Rehabilitation underway in the Bango Reservoir in the Senegal River Delta.

Evaluation Methods

Mathematica conducted an interim impact evaluation of the Delta Activity and related land interventions under the LTSA and interim performance evaluation of the Podor Activity and related land interventions under LTSA.

The Delta Activity evaluation used a matched comparison group design to estimate the causal effects. The evaluation used survey data to compare the outcomes for households in areas that were exposed to the project’s activities (the treatment group) to outcomes for similar households that were not exposed to these activities (the comparison group). The Podor Activity evaluation used a quantitative pre-post evaluation design, comparing changes in outcomes for households that received newly irrigated land (the treatment group) before and after the intervention. The analysis is supplemented with qualitative data from key informant interviews and focus groups with stakeholders and beneficiary groups. At the interim stage, the exposure period was roughly two years for the Delta Activity and related land interventions (LTSA) and three years for the Podor Activity and related land interventions (LTSA).

Data were collected during the baseline survey from 2012-2013 and during follow-up from 2017-2018, more than a year after the compact ended.

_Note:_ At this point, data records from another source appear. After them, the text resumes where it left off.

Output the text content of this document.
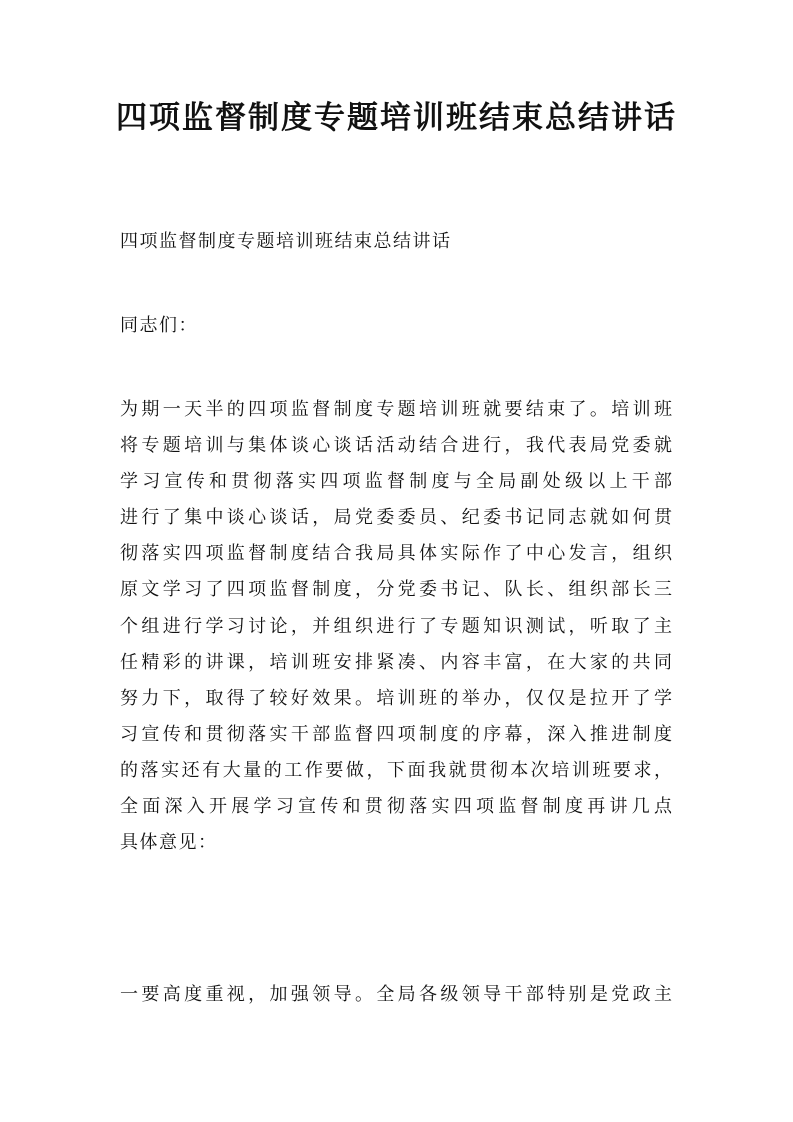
四项监督制度专题培训班结束总结讲话

四项监督制度专题培训班结束总结讲话

同志们：

为期一天半的四项监督制度专题培训班就要结束了。培训班
将专题培训与集体谈心谈话活动结合进行，我代表局党委就
学习宣传和贯彻落实四项监督制度与全局副处级以上干部
进行了集中谈心谈话，局党委委员、纪委书记同志就如何贯
彻落实四项监督制度结合我局具体实际作了中心发言，组织
原文学习了四项监督制度，分党委书记、队长、组织部长三
个组进行学习讨论，并组织进行了专题知识测试，听取了主
任精彩的讲课，培训班安排紧凑、内容丰富，在大家的共同
努力下，取得了较好效果。培训班的举办，仅仅是拉开了学
习宣传和贯彻落实干部监督四项制度的序幕，深入推进制度
的落实还有大量的工作要做，下面我就贯彻本次培训班要求，
全面深入开展学习宣传和贯彻落实四项监督制度再讲几点
具体意见：
一要高度重视，加强领导。全局各级领导干部特别是党政主
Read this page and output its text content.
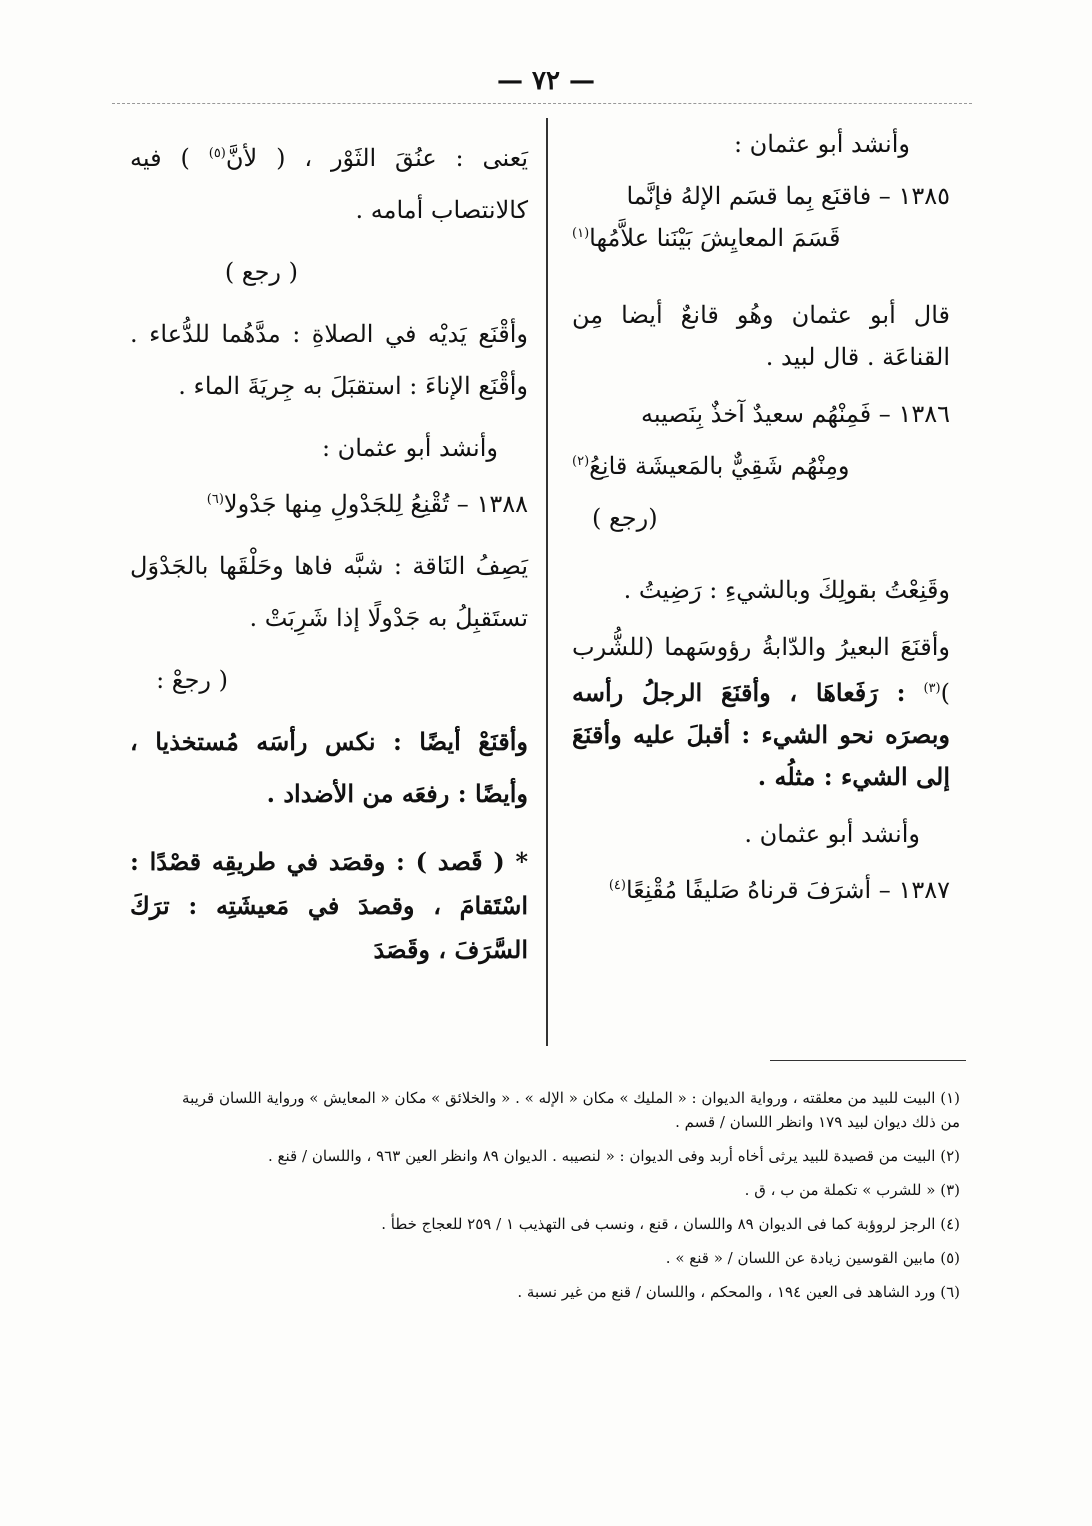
— ٧٢ —

وأنشد أبو عثمان :

١٣٨٥ – فاقنَع بِما قسَم الإلهُ فإنَّما

قَسَمَ المعايِشَ بَيْنَنا علاَّمُها$^{(١)}$

قال أبو عثمان وهُو قانعٌ أيضا مِن القناعَة . قال لبيد .

١٣٨٦ – فَمِنْهُم سعيدٌ آخذٌ بِنَصيبه

ومِنْهُم شَقِيٌّ بالمَعيشَة قانِعُ$^{(٢)}$

(رجع )

وقَنِعْتُ بقولِكَ وبالشيءِ : رَضِيتُ .

وأقنَعَ البعيرُ والدّابةُ رؤوسَهما (للشُّرب )$^{(٣)}$ : رَفَعاهَا ، وأقنَعَ الرجلُ رأسه وبصرَه نحو الشيء : أقبلَ عليه وأقنَعَ إلى الشيء : مثلُه .

وأنشد أبو عثمان .

١٣٨٧ – أشرَفَ قرناهُ صَليفًا مُقْنِعًا$^{(٤)}$

يَعنى : عنُقَ الثَوْر ، ( لأنَّ$^{(٥)}$ ) فيه كالانتصاب أمامه .

( رجع )

وأقْنَع يَديْه في الصلاةِ : مدَّهُما للدُّعاء . وأقْنَع الإناءَ : استقبَلَ به جِريَةَ الماء .

وأنشد أبو عثمان :

١٣٨٨ – تُقْنِعُ لِلجَدْولِ مِنها جَدْولا$^{(٦)}$

يَصِفُ النَاقة : شبَّه فاها وحَلْقَها بالجَدْوَل تستَقبِلُ به جَدْولًا إذا شَرِبَتْ .

( رجعْ :

وأقنَعْ أيضًا : نكس رأسَه مُستخذيا ، وأيضًا : رفعَه من الأضداد .

* ( قَصد ) : وقصَد في طريقِه قصْدًا : اسْتَقامَ ، وقصدَ في مَعيشَتِه : ترَكَ السَّرَفَ ، وقَصَدَ

(١) البيت للبيد من معلقته ، ورواية الديوان : « المليك » مكان « الإله » . « والخلائق » مكان « المعايش » ورواية اللسان قريبة من ذلك ديوان لبيد ١٧٩ وانظر اللسان / قسم .

(٢) البيت من قصيدة للبيد يرثى أخاه أربد وفى الديوان : « لنصيبه . الديوان ٨٩ وانظر العين ٩٦٣ ، واللسان / قنع .

(٣) « للشرب » تكملة من ب ، ق .

(٤) الرجز لروؤبة كما فى الديوان ٨٩ واللسان ، قنع ، ونسب فى التهذيب ١ / ٢٥٩ للعجاج خطأ .

(٥) مابين القوسين زيادة عن اللسان / « قنع » .

(٦) ورد الشاهد فى العين ١٩٤ ، والمحكم ، واللسان / قنع من غير نسبة .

  • 2,716 households were surveyed in all three agricultural seasons of the baseline year in the Delta and Podor areas; of these households, 2,540 were surveyed again in each season of the follow-up year.
  • 16 focus groups (each with 6 to 12 participants) were conducted with members of farmers’ groups and women’s groups and more than 45 key informant interviews including with community members, leaders of water users associations, staff at agencies responsible for working with farmers, and commune-level land managers and land committee members.
  • Administrative data were collected including infrastructure maintenance plans, data on land conflicts and land transaction volume, and land tenure files.

Next Steps

For the final evaluation, Mathematica will revisit the project’s medium- and long-term outcomes to observe changes at four-plus years post-compact and will calculate the project’s Economic Rate of Return.